This is an archive of the discontinued LLVM Phabricator instance.

AMDGPU: Fix ds_{read,write}2_b64 on SI/gfx6
AbandonedPublic

Authored by nhaehnle on May 4 2019, 9:48 AM.

Details

Reviewers
arsenm
rampitec
Summary

Offsets for these instructions are in dwords, like for the b32 variants.
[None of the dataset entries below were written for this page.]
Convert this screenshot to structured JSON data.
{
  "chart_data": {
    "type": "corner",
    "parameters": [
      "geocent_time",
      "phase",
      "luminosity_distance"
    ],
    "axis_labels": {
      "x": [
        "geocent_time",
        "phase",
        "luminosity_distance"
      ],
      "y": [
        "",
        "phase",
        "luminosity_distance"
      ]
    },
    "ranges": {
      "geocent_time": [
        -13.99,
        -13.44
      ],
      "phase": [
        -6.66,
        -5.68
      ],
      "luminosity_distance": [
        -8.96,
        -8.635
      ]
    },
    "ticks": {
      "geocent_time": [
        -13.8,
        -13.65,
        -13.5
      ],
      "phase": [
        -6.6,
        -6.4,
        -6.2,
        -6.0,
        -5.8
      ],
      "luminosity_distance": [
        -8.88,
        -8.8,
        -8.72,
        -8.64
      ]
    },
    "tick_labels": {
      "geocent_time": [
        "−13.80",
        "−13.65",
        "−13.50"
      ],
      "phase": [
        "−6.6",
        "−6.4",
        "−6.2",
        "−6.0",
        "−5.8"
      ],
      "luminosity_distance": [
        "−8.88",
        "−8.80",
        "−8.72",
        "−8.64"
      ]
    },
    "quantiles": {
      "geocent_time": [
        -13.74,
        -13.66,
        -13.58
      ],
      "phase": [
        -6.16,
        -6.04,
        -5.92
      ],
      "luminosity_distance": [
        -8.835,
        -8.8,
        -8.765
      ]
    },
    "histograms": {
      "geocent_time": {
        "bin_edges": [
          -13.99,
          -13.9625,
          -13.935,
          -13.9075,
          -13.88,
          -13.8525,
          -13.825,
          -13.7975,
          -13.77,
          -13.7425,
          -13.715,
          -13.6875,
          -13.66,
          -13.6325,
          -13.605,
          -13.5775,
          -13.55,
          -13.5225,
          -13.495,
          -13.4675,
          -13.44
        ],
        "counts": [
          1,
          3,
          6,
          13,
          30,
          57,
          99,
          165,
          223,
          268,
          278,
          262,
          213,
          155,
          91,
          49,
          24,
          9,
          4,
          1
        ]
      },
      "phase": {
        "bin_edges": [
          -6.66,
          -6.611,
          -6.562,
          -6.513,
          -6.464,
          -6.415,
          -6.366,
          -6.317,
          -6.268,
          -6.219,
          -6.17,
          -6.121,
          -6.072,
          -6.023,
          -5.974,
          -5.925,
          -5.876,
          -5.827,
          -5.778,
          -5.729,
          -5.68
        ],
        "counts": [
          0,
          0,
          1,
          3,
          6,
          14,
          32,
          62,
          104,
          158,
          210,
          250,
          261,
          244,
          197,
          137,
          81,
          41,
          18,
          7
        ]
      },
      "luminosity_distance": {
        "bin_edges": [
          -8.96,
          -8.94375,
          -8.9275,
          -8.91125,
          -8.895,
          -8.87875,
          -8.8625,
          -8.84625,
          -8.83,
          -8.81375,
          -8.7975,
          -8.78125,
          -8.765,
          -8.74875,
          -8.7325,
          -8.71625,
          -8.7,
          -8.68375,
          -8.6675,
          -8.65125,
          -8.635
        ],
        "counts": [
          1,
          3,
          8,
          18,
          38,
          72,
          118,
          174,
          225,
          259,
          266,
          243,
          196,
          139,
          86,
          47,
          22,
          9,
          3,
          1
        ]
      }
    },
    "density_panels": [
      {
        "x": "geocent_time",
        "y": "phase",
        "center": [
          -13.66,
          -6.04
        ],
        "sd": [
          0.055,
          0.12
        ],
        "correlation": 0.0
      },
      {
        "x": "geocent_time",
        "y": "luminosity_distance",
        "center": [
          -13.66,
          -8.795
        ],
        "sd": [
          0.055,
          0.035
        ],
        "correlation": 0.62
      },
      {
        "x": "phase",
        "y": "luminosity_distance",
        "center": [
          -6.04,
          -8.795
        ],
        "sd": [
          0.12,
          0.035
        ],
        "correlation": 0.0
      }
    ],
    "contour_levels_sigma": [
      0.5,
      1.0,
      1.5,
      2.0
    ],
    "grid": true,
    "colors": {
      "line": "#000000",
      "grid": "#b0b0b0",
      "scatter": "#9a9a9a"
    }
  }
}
This is exposed by a combination of:

  • better load / store vectorization in LLVM
  • an in-flight change in Mesa to specify an increased alignment for LDS in compute shaders, which enables more vectorization opportunities

This has been observed on real hardware in the following tests:

  • dEQP-GLES31.functional.compute.shared_var.basic_type.mat4_{lowp,mediump,highp}
  • dEQP-GLES31.functional.compute.shared_var.work_group_size.mat4_{64_1_1, 1_64_1, 1_1_64}

Change-Id: I63c20afd1467b126199be2891ab45451b0430103

Diff Detail

Event Timeline

nhaehnle created this revision.May 4 2019, 9:48 AM
Herald added a project: Restricted Project. · View Herald TranscriptMay 4 2019, 9:48 AM
rampitec added inline comments.May 4 2019, 10:15 AM
lib/Target/AMDGPU/SILoadStoreOptimizer.cpp
319

Was it really changed in CI?

arsenm added inline comments.May 4 2019, 2:04 PM
lib/Target/AMDGPU/SILoadStoreOptimizer.cpp
319

I doubt this changed, and the manual for SI and gfx9 plainly state it uses 8. This should also not use a hardcoded generation check if this is really true

nhaehnle abandoned this revision.May 7 2019, 4:27 AM

After some more investigation, you're right.

However, there is some SI-specific bug that none of D60459, D61313, and D60457 fix. It's triggered by a trivial modification of an unfortunately relatively complex shader and is extremely sensitive to code changes, so it might be some missing hazard or similar. I'll have to investigate that further.